Genesis 7:11 says it was in the 2nd month on the 17th day the flood began. Genesis 8:14-16 tells us Noah, Naamah and the kids left the ark in the 2nd month of the next year on the 27th of the month. Was there 375 days of silence on the ark? I think there was 375 days of music, some expressing pain and fear, some expressing thanksgiving, some ballads, some ningunim, even an instrumental or two. While they fed animals that sang while cleaning up after animals they sang. When they were just kicking back, then too they sang. Song was there as a release from the terrible things around them, of a world destroyed, and the joy of walking into a beautiful new world safe and sound.

One of the problems of the electronic revolution is how few experience that idea personally. We live with background music, often not paying attention. Before radio and records, iPods and music videos, people played music. Very few were professional, but singing was what you did when working. Picking up an instrument and jamming was what you did when the work was done and the chores for the day were completed. Families and neighborhoods played and sang. Labor unions and congregations sang. They were not worried about winning on American Idol or scoring a big record contract, but being part of a community. They told each other the stories of their world to each other in song, teaching the next generation its values and dreams in both cautionary ballads and joyous songs.
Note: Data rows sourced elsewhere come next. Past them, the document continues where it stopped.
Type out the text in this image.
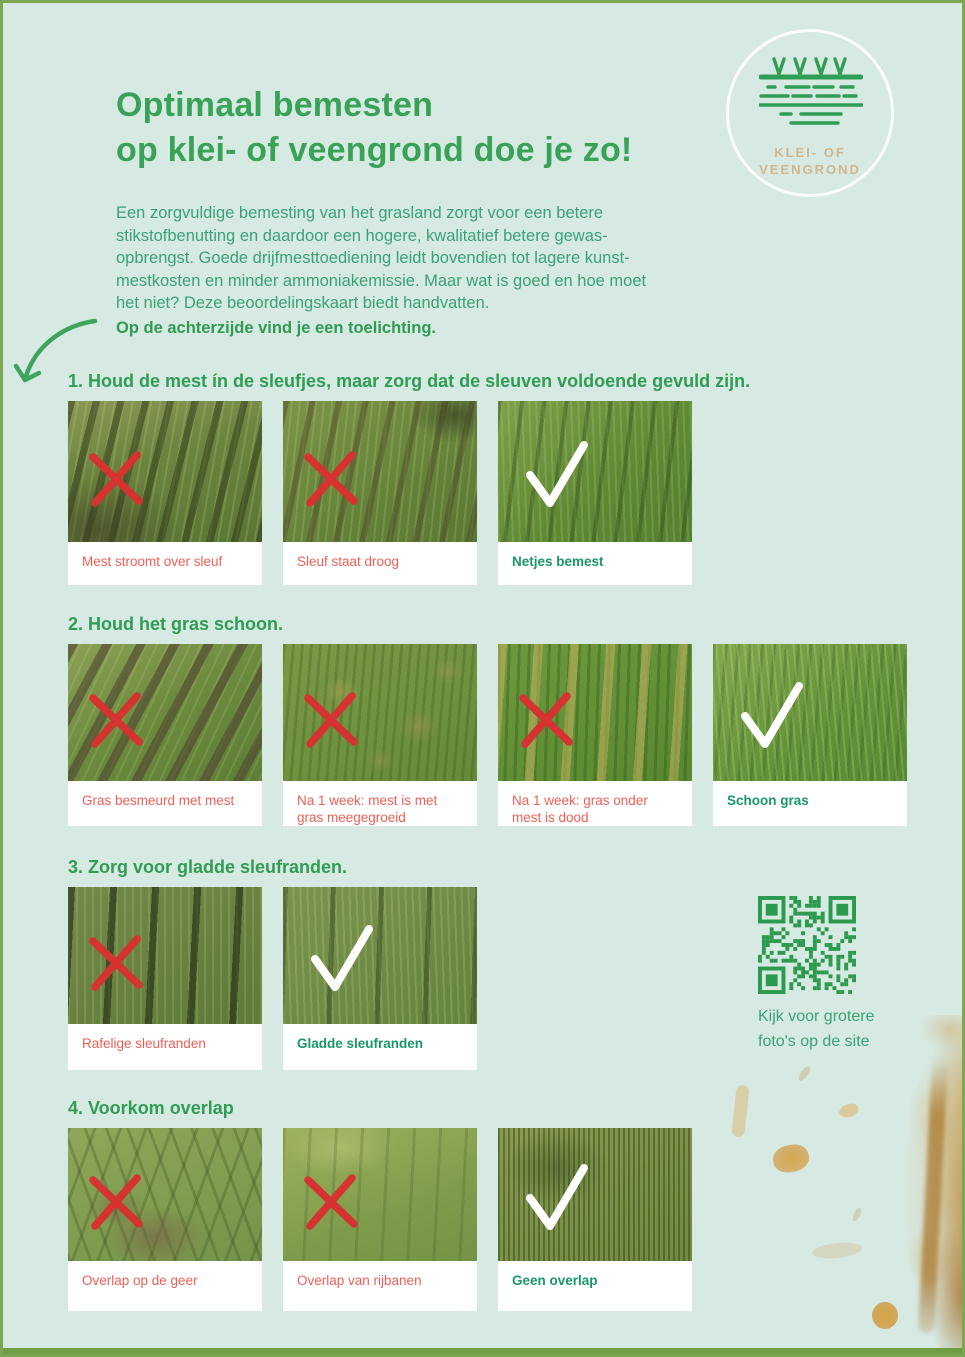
Optimaal bemesten
op klei- of veengrond doe je zo!	KLEI- OF
VEENGROND
Een zorgvuldige bemesting van het grasland zorgt voor een betere
stikstofbenutting en daardoor een hogere, kwalitatief betere gewas-
opbrengst. Goede drijfmesttoediening leidt bovendien tot lagere kunst-
mestkosten en minder ammoniakemissie. Maar wat is goed en hoe moet
het niet? Deze beoordelingskaart biedt handvatten.
Op de achterzijde vind je een toelichting.
1. Houd de mest ín de sleufjes, maar zorg dat de sleuven voldoende gevuld zijn.
Mest stroomt over sleuf	Sleuf staat droog	Netjes bemest
2. Houd het gras schoon.
Gras besmeurd met mest	Na 1 week: mest is met gras meegegroeid
Na 1 week: gras onder mest is dood
Schoon gras
3. Zorg voor gladde sleufranden.
Rafelige sleufranden	Gladde sleufranden
4. Voorkom overlap
Overlap op de geer	Overlap van rijbanen	Geen overlap
Kijk voor grotere
foto's op de site
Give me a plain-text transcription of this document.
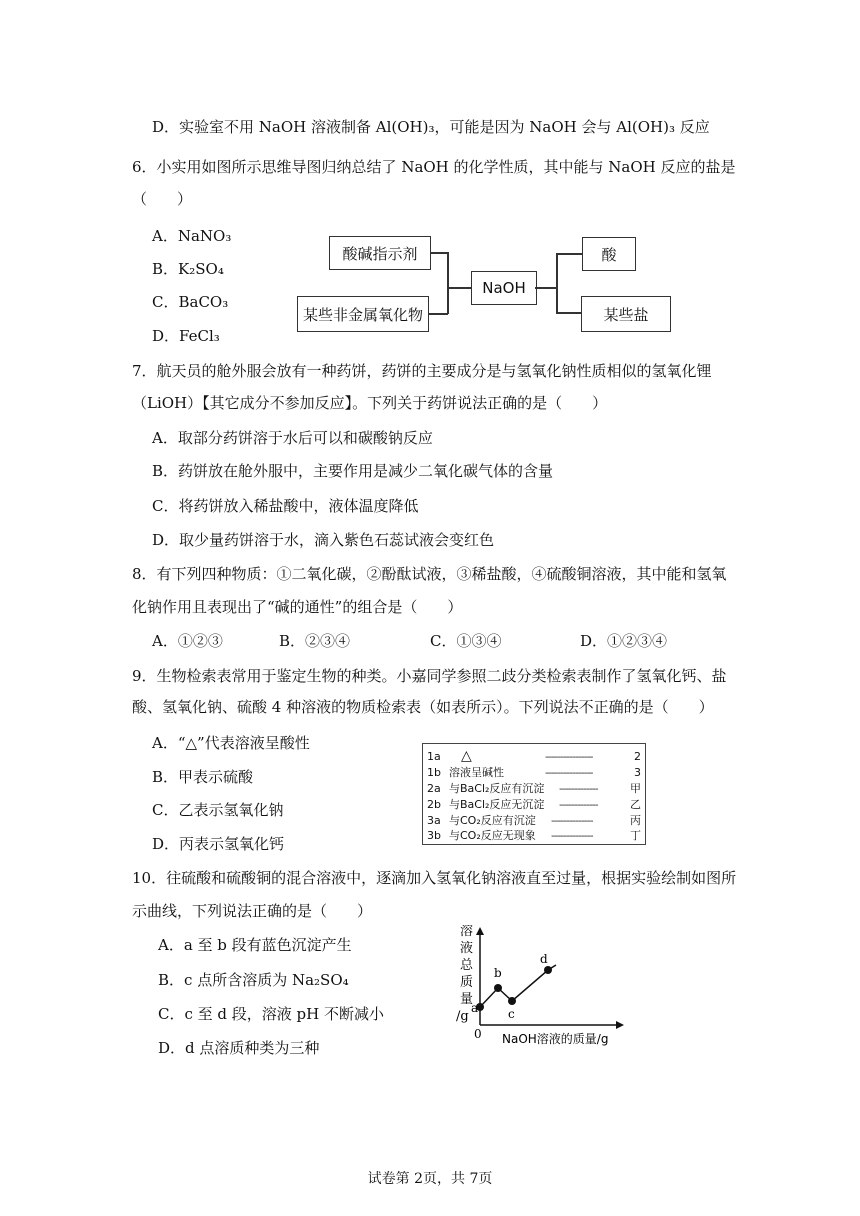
D．实验室不用 NaOH 溶液制备 Al(OH)₃，可能是因为 NaOH 会与 Al(OH)₃ 反应
6．小实用如图所示思维导图归纳总结了 NaOH 的化学性质，其中能与 NaOH 反应的盐是
（　　）
A．NaNO₃
B．K₂SO₄
C．BaCO₃
D．FeCl₃
酸碱指示剂
某些非金属氧化物
NaOH
酸
某些盐
7．航天员的舱外服会放有一种药饼，药饼的主要成分是与氢氧化钠性质相似的氢氧化锂
（LiOH）【其它成分不参加反应】。下列关于药饼说法正确的是（　　）
A．取部分药饼溶于水后可以和碳酸钠反应
B．药饼放在舱外服中，主要作用是减少二氧化碳气体的含量
C．将药饼放入稀盐酸中，液体温度降低
D．取少量药饼溶于水，滴入紫色石蕊试液会变红色
8．有下列四种物质：①二氧化碳，②酚酞试液，③稀盐酸，④硫酸铜溶液，其中能和氢氧
化钠作用且表现出了“碱的通性”的组合是（　　）
A．①②③	B．②③④	C．①③④	D．①②③④
9．生物检索表常用于鉴定生物的种类。小嘉同学参照二歧分类检索表制作了氢氧化钙、盐
酸、氢氧化钠、硫酸 4 种溶液的物质检索表（如表所示）。下列说法不正确的是（　　）
A．“△”代表溶液呈酸性
B．甲表示硫酸
C．乙表示氢氧化钠
D．丙表示氢氧化钙
1a △	----------------	2
1b 溶液呈碱性	----------------	3
2a 与BaCl₂反应有沉淀 -------------	甲
2b 与BaCl₂反应无沉淀 -------------	乙
3a 与CO₂反应有沉淀 --------------	丙
3b 与CO₂反应无现象 --------------	丁
10．往硫酸和硫酸铜的混合溶液中，逐滴加入氢氧化钠溶液直至过量，根据实验绘制如图所
示曲线，下列说法正确的是（　　）
A．a 至 b 段有蓝色沉淀产生
B．c 点所含溶质为 Na₂SO₄
C．c 至 d 段，溶液 pH 不断减小
D．d 点溶质种类为三种
溶
液
总
质
量
/g
0 NaOH溶液的质量/g
a
b
c
d
试卷第 2页，共 7页
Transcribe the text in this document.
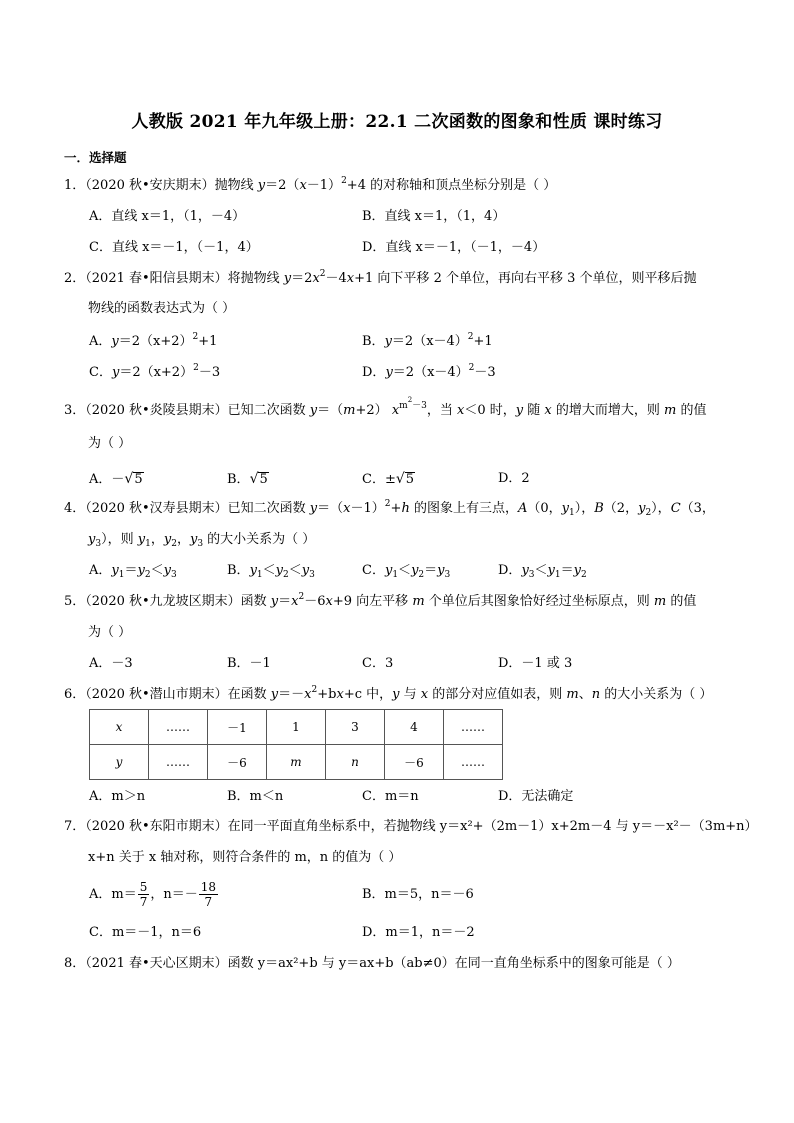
人教版 2021 年九年级上册：22.1 二次函数的图象和性质 课时练习
一．选择题
1．（2020 秋•安庆期末）抛物线 $y=2(x-1)^2+4$ 的对称轴和顶点坐标分别是（ ）
A．直线 x＝1，（1，－4）	B．直线 x＝1，（1，4）
C．直线 x＝－1，（－1，4）	D．直线 x＝－1，（－1，－4）
2．（2021 春•阳信县期末）将抛物线 $y=2x^2-4x+1$ 向下平移 2 个单位，再向右平移 3 个单位，则平移后抛
物线的函数表达式为（ ）
A．$y=2(x+2)^2+1$	B．$y=2(x-4)^2+1$
C．$y=2(x+2)^2-3$	D．$y=2(x-4)^2-3$
3．（2020 秋•炎陵县期末）已知二次函数 y＝（m+2） $x^{m^2-3}$，当 x＜0 时，y 随 x 的增大而增大，则 m 的值
为（ ）
A．－√5	B．√5	C．±√5	D．2
4．（2020 秋•汉寿县期末）已知二次函数 $y=(x-1)^2+h$ 的图象上有三点，A（0，$y_1$），B（2，$y_2$），C（3，
$y_3$），则 $y_1$，$y_2$，$y_3$ 的大小关系为（ ）
A．$y_1=y_2<y_3$	B．$y_1<y_2<y_3$	C．$y_1<y_2=y_3$	D．$y_3<y_1=y_2$
5．（2020 秋•九龙坡区期末）函数 $y=x^2-6x+9$ 向左平移 m 个单位后其图象恰好经过坐标原点，则 m 的值
为（ ）
A．－3	B．－1	C．3	D．－1 或 3
6．（2020 秋•潜山市期末）在函数 $y=-x^2+bx+c$ 中，y 与 x 的部分对应值如表，则 m、n 的大小关系为（ ）
x	……	－1	1	3	4	……
y	……	－6	m	n	－6	……
A．m＞n	B．m＜n	C．m＝n	D．无法确定
7．（2020 秋•东阳市期末）在同一平面直角坐标系中，若抛物线 y＝x²+（2m－1）x+2m－4 与 y＝－x²－（3m+n）
x+n 关于 x 轴对称，则符合条件的 m，n 的值为（ ）
A．$m= \frac{5}{7}$ ，$n=- \frac{18}{7}$	B．m＝5，n＝－6
C．m＝－1，n＝6	D．m＝1，n＝－2
8．（2021 春•天心区期末）函数 y＝ax²+b 与 y＝ax+b（ab≠0）在同一直角坐标系中的图象可能是（ ）
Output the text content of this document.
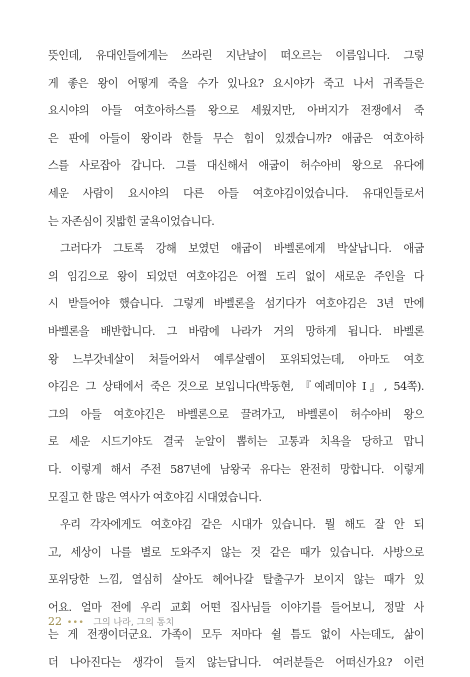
뜻인데, 유대인들에게는 쓰라린 지난날이 떠오르는 이름입니다. 그렇
게 좋은 왕이 어떻게 죽을 수가 있나요? 요시야가 죽고 나서 귀족들은
요시야의 아들 여호아하스를 왕으로 세웠지만, 아버지가 전쟁에서 죽
은 판에 아들이 왕이라 한들 무슨 힘이 있겠습니까? 애굽은 여호아하
스를 사로잡아 갑니다. 그를 대신해서 애굽이 허수아비 왕으로 유다에
세운 사람이 요시야의 다른 아들 여호야김이었습니다. 유대인들로서
는 자존심이 짓밟힌 굴욕이었습니다.
그러다가 그토록 강해 보였던 애굽이 바벨론에게 박살납니다. 애굽
의 임김으로 왕이 되었던 여호야김은 어쩔 도리 없이 새로운 주인을 다
시 받들어야 했습니다. 그렇게 바벨론을 섬기다가 여호야김은 3년 만에
바벨론을 배반합니다. 그 바람에 나라가 거의 망하게 됩니다. 바벨론
왕 느부갓네살이 쳐들어와서 예루살렘이 포위되었는데, 아마도 여호
야김은 그 상태에서 죽은 것으로 보입니다(박동현, 『예레미야 I』, 54쪽).
그의 아들 여호야긴은 바벨론으로 끌려가고, 바벨론이 허수아비 왕으
로 세운 시드기야도 결국 눈알이 뽑히는 고통과 치욕을 당하고 맙니
다. 이렇게 해서 주전 587년에 남왕국 유다는 완전히 망합니다. 이렇게
모질고 한 많은 역사가 여호야김 시대였습니다.
우리 각자에게도 여호야김 같은 시대가 있습니다. 뭘 해도 잘 안 되
고, 세상이 나를 별로 도와주지 않는 것 같은 때가 있습니다. 사방으로
포위당한 느낌, 열심히 살아도 헤어나갈 탈출구가 보이지 않는 때가 있
어요. 얼마 전에 우리 교회 어떤 집사님들 이야기를 들어보니, 정말 사
는 게 전쟁이더군요. 가족이 모두 저마다 쉴 틈도 없이 사는데도, 삶이
더 나아진다는 생각이 들지 않는답니다. 여러분들은 어떠신가요? 이런
22 ••• 그의 나라, 그의 통치
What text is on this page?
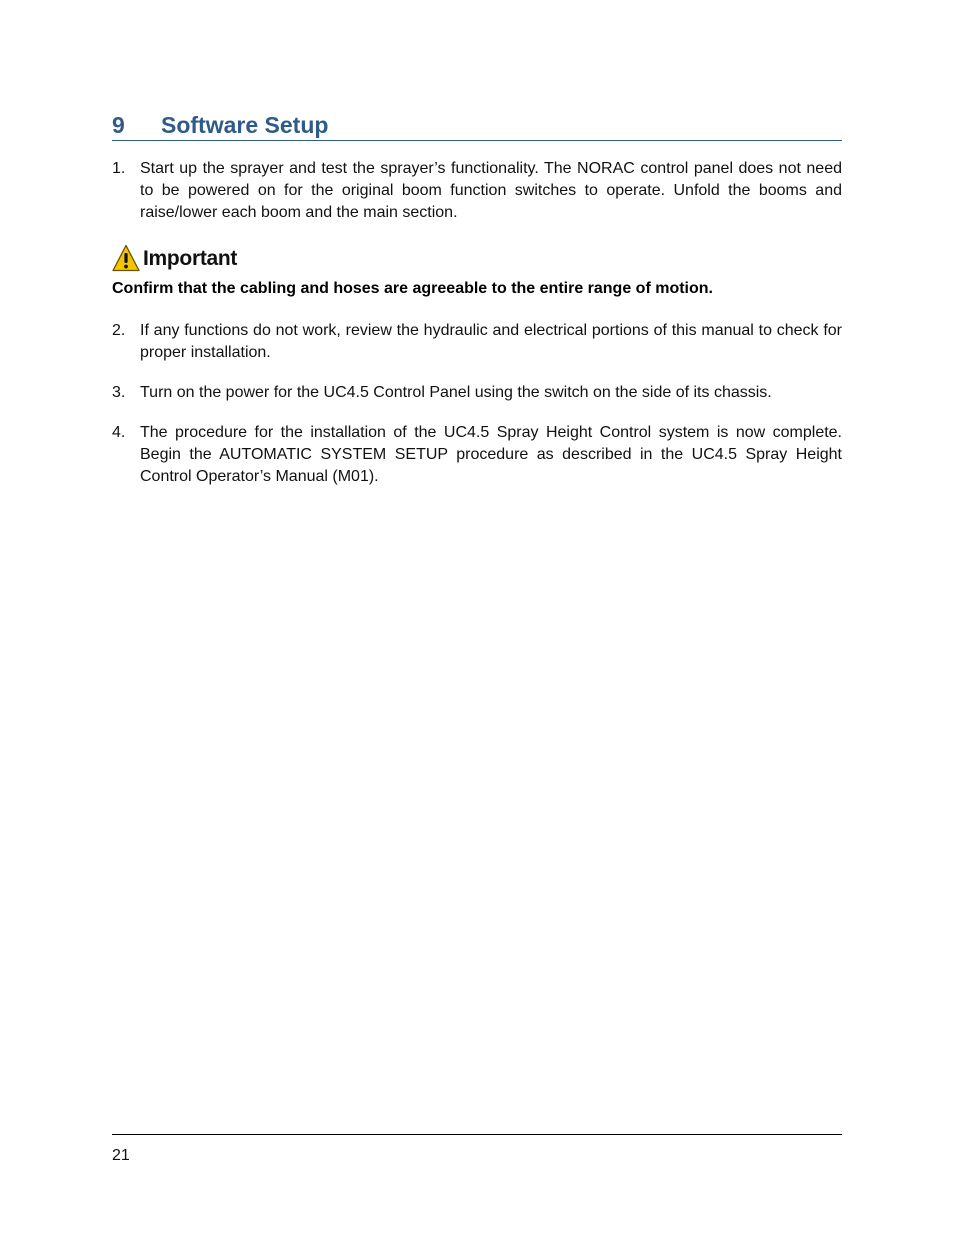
9 Software Setup
1. Start up the sprayer and test the sprayer’s functionality. The NORAC control panel does not need to be powered on for the original boom function switches to operate. Unfold the booms and raise/lower each boom and the main section.
Important
Confirm that the cabling and hoses are agreeable to the entire range of motion.
2. If any functions do not work, review the hydraulic and electrical portions of this manual to check for proper installation.
3. Turn on the power for the UC4.5 Control Panel using the switch on the side of its chassis.
4. The procedure for the installation of the UC4.5 Spray Height Control system is now complete. Begin the AUTOMATIC SYSTEM SETUP procedure as described in the UC4.5 Spray Height Control Operator’s Manual (M01).
21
Songs are precious and many are sacred. In the Temple, in a world without amplifiers, the book of Psalms we not muttered, they were sung. It was not just one singer singing, but multitudes with the volume to reach the heavens. The Song of the Sea was sung by all the people, it was not a solo performance by Moses.

Parshat Noah is often about the animals in many synagogues. It’s a time some congregations will talk about protecting animals from extinction due to our carelessness. Although when the Torah reader will read the song of the sea sometime this winter, we call it the Sabbath of Song, every Shabbat should be. All too often I see congregations that let the cantor perform and passively listen. Naamah her husband Noah and their kids sang their way to Ararat, and kept song and memory alive as much as keeping all those species below decks alive.

Woody Guthrie once defined folk music as the music folks sing. This Shabbat, lets not let the folk song called prayer become an endangered species. SING!